Automatic Schema Synchronization in NDB Cluster 8.0: Part 2

In part 1, we took a brief, high-level look at the various protocols and mechanisms used to keep the Data Dictionary (DD) of MySQL servers connected to a MySQL Cluster in synchronization with each other and with the NDB Dictionary. More specifically, we explored the problems with the implementation of user-triggered synchronization in the NDB Cluster 7.x versions. These concerns are addressed in NDB Cluster 8.0 through a new feature: Automatic Schema Synchronization (or auto schema sync for short).

A new component called Metadata Change Monitor has been introduced to detect any NDB metadata changes. This component runs in the background and compares the contents of the NDB Dictionary with that of the MySQL server’s DD at fixed, user-configurable intervals of time. The Metadata Change Monitor detects any mismatch i.e. the scenario where a metadata object exists in NDB Dictionary and is missing from the MySQL server DD and vice versa. The metadata objects checked for mismatches are:

  • Logfile groups
  • NDB tablespaces
  • Databases (or schemata) containing NDB tables
  • NDB tables

The Metadata Change Monitor submits any mismatched objects detected to a queue from which they are eventually synchronized with the NDB Dictionary. These objects are eventually synchronized by the NDB Event Handling component making the discovery and synchronization of mismatched objects asynchronous by design. The NDB Event Handling component picks up an object from the head of the queue and attempts to synchronize it by either creating or deleting the object in the MySQL server’s DD depending on whether it exists in NDB Dictionary or not. The rate of schema object synchronization is throttled to avoid any significant performance overhead.

Usability

The primary goal for auto schema sync in terms of improving usability is to remove the need for users to perform a manual step in order for metadata changes made using native NdbApi to be visible in MySQL servers. By default the Metadata Change Monitor component polls for mismatches every 60 seconds which ensures that all metadata changes are eventually propagated to the MySQL servers without any user intervention. The feature can be enabled or disabled by setting the ndb_metadata_check MySQL server system variable to 1 or 0 while the interval can be tweaked using the ndb_metadata_check_interval system variable. The shorter the interval, the quicker the mismatches will be detected and synchronized but this also results in more resource utilization which is a trade-off the user will have to be wary of.

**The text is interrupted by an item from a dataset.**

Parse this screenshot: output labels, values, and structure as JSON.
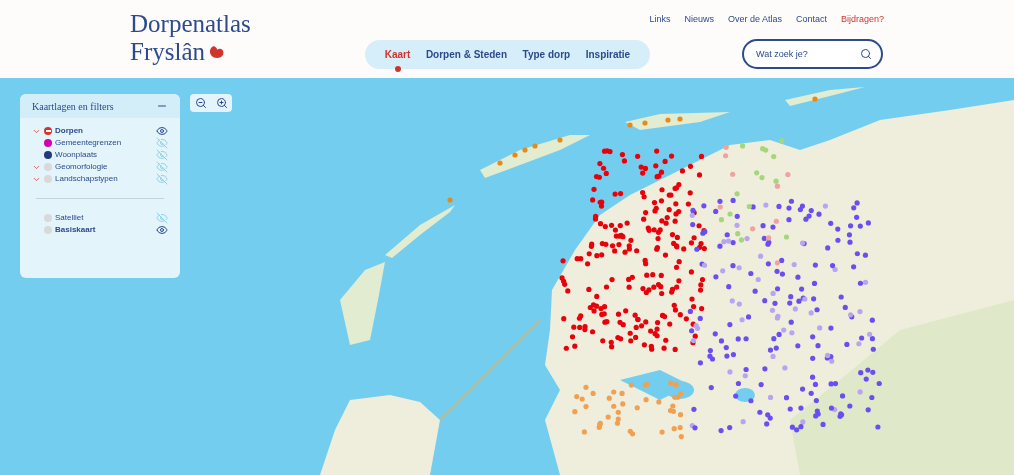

There are a couple of MySQL server status variables: Ndb_metadata_detected_count and Ndb_metadata_synced_count which contain the count of the number of objects detected and synchronized respectively.

The above mechanism ensures that the metadata is eventually present in the MySQL server’s DD and also serves as an option to fall back on for certain failed schema distribution or schema synchronization attempts. It is, however, not a drop-in replacement for the erstwhile SHOW TABLES behaviour. There’s still a valid use case where, for example, an application needs to restore metadata using the ndb_restore utility and then ensure that all the metadata is now present in the MySQL server before continuing with further processing. In such cases, the eventual consistency achieved by the polling Metadata Change Monitor and synchronization of the queue is not ideal as it would require additional application logic to see if the metadata is present or polling the above status variables until the desired state is detected. To solve this, a new MySQL server system variable called ndb_metadata_sync was introduced.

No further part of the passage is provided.